— Combien de temps, Saad ? Combien de temps ?
Ce mardi-là, le géant dormait sur un lit de camp, au fond de la pièce, sous les persiennes closes, lorsque j’entrai dans son bureau.
Je raclai ma gorge pour signaler ma présence. Il ne réagit pas.
Je m’approchai et constatai, à son souffle lent, au relâchement de ses traits, qu’il était absorbé par un sommeil profond.
Profitant de l’occasion, je me dirigeai vers la table où j’examinai son matériel. Dans un pot, au milieu de stylos, de règles, de crayons, je remarquai un compas.
— Pourquoi pas ?
Sans hésiter, je subtilisai l’objet et le glissai dans ma poche.
Aussitôt, montant au sommet d’un ronflement énorme comme une vague, l’ogre s’étouffa, toussa, se réveilla, grogna, frotta son crâne, sentit une présence dans la pièce.
— Qui est-ce ? Qui est là ?
Facétieux, je lui lançai :
— C’est personne.
Il se dressa sur son séant, examina de son œil unique l’endroit de la pièce d’où était partie la voix et me découvrit.
— Ah, Personne, c’est toi.
J’éprouvai une envie de rire irrésistible ; cependant je confirmai.
— Oui, c’est Personne, c’est moi.
Il se releva et chancela jusqu’à son tabouret.
— Tu sais que je ne t’aime pas, Personne.
— Mais moi non plus, je ne t’aime pas.
— Bon, commençons notre interrogatoire.
Alors qu’il essayait de caler ses monumentales fesses sur l’étroit siège, j’entrevis soudain, à côté de son ordinateur, un objet qui m’avait échappé lors de mon investigation précédente : un trousseau de clés. À voir leurs différentes tailles, nul doute qu’il y avait là de quoi ouvrir toutes les portes que pouvait m’opposer le centre de rétention.
Son œil capta mon regard, sentit le danger mais ma main avait attrapé le trousseau. Le brandissant en l’air, je me mis à sautiller, victorieux. Il gémit, le front dégoulinant de sueur.
— Non, pas ça !
— Si.
— Personne, rends-moi ces clés. Je vais perdre ma place.
— Si tu savais comme je m’en moque ! Ta place ! Et toi, tu me proposes quoi ? Une place dans un charter pour la mort.
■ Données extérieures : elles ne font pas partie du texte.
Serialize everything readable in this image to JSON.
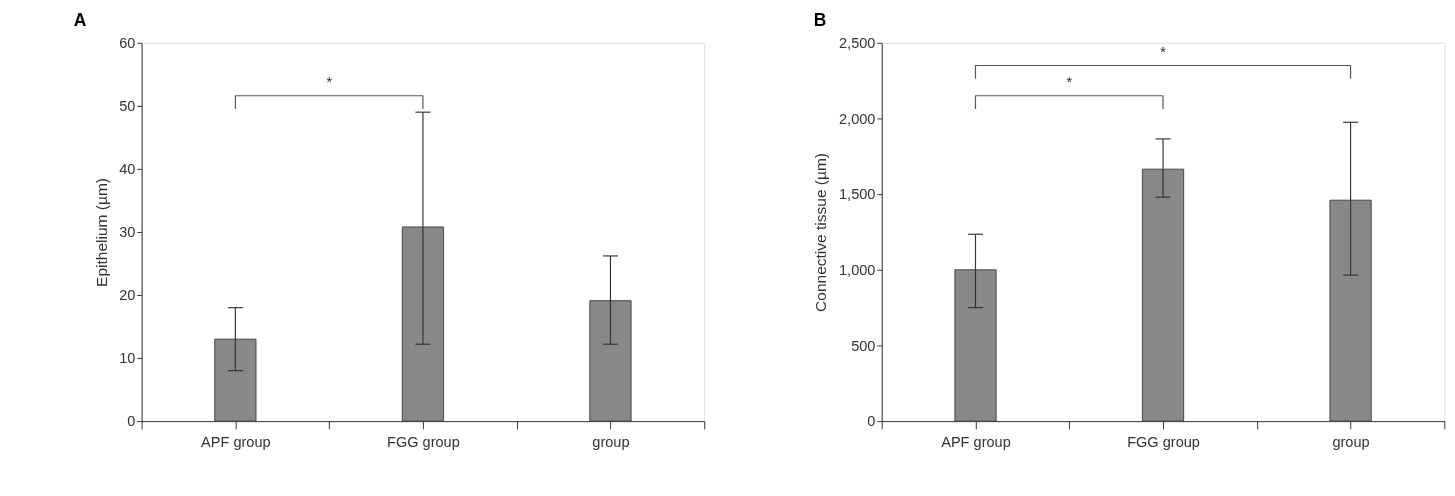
{
  "chart_data": [
    {
      "type": "bar",
      "title": "A",
      "ylabel": "Epithelium (µm)",
      "categories": [
        "APF group",
        "FGG group",
        "group"
      ],
      "values": [
        13,
        30.8,
        19.1
      ],
      "color": "#87888a",
      "errors": [
        [
          8,
          18
        ],
        [
          12.2,
          49
        ],
        [
          12.2,
          26.2
        ]
      ],
      "ylim": [
        0,
        60
      ],
      "yticks": [
        0,
        10,
        20,
        30,
        40,
        50,
        60
      ],
      "annotations": [
        "*"
      ]
    },
    {
      "type": "bar",
      "title": "B",
      "ylabel": "Connective tissue (µm)",
      "categories": [
        "APF group",
        "FGG group",
        "group"
      ],
      "values": [
        1000,
        1665,
        1460
      ],
      "color": "#87888a",
      "errors": [
        [
          750,
          1235
        ],
        [
          1480,
          1865
        ],
        [
          965,
          1975
        ]
      ],
      "ylim": [
        0,
        2500
      ],
      "yticks": [
        0,
        500,
        {
          "value": 1000,
          "label": "1,000"
        },
        {
          "value": 1500,
          "label": "1,500"
        },
        {
          "value": 2000,
          "label": "2,000"
        },
        {
          "value": 2500,
          "label": "2,500"
        }
      ],
      "annotations": [
        "*",
        "*"
      ]
    }
  ]
}
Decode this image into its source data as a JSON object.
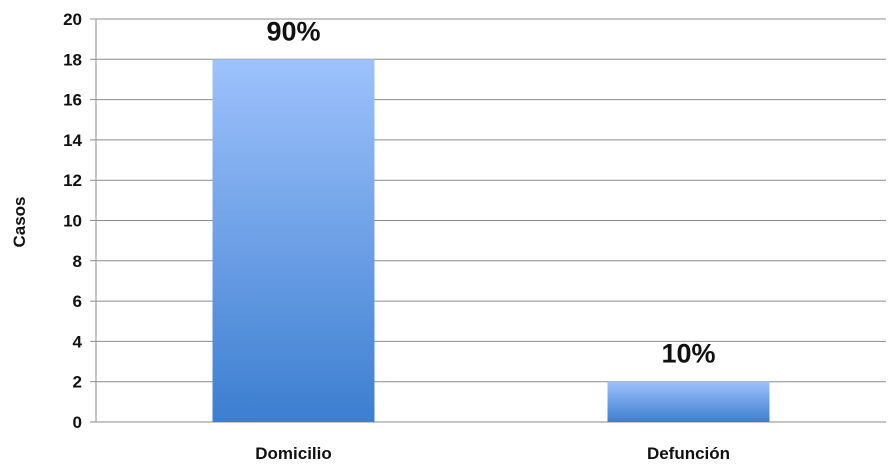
{
  "chart_data": {
    "type": "bar",
    "categories": [
      "Domicilio",
      "Defunción"
    ],
    "values": [
      18,
      2
    ],
    "data_labels": [
      "90%",
      "10%"
    ],
    "ylabel": "Casos",
    "xlabel": "",
    "ylim": [
      0,
      20
    ],
    "yticks": [
      0,
      2,
      4,
      6,
      8,
      10,
      12,
      14,
      16,
      18,
      20
    ],
    "grid": true,
    "legend": "none",
    "colors": {
      "bar_top": "#9EC2FC",
      "bar_bottom": "#3C7ED0",
      "grid": "#8C8C8C"
    }
  }
}
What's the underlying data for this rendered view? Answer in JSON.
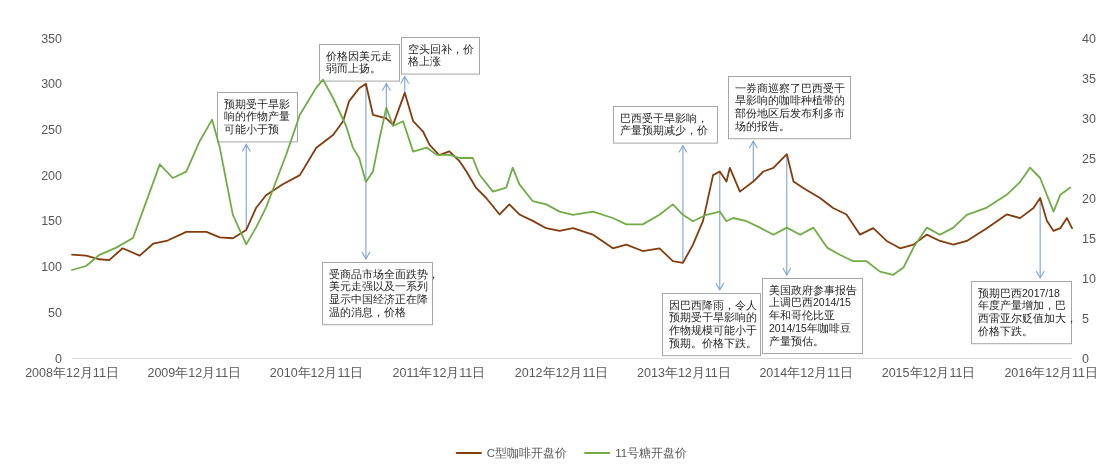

Rien à foutre de tes problèmes !
Pendant qu’allègre, je crânais, il s’était précipité vers la porte. Lorsque je compris son comportement, j’y courus à mon tour. Trop tard ! Il s’était déjà plaqué contre le battant.
— Laisse-moi sortir, menaçai-je.
Il se gonflait entre la sortie et moi, énorme, infranchissable.
— Personne, tu ne passeras pas !
— Laisse-moi sortir ou je vais faire un geste que je n’ai pas envie de faire.
— Me frapper ? Réfléchis, minus. Si je te souffle dessus, tu iras t’écraser contre les murs. En es-tu conscient, Personne ? Es-tu conscient que, face à moi, tu ne pèses pas le poids ?
Je lui balançai un coup dans ce que je croyais être les parties mais, au milieu d’une telle masse graisseuse, ma main se perdit et tapa sur une chair ferme, plastique, rebondie, qui encaissa le mouvement sans réagir.
— Personne, arrête tout de suite ou je te rends ton coup !
— Laisse-moi sortir. Une dernière fois.
Il éclata de rire. À cet instant-là, épuisé, je saisis le compas, l’ouvris et lui plantai le pic dans l’œil vivant.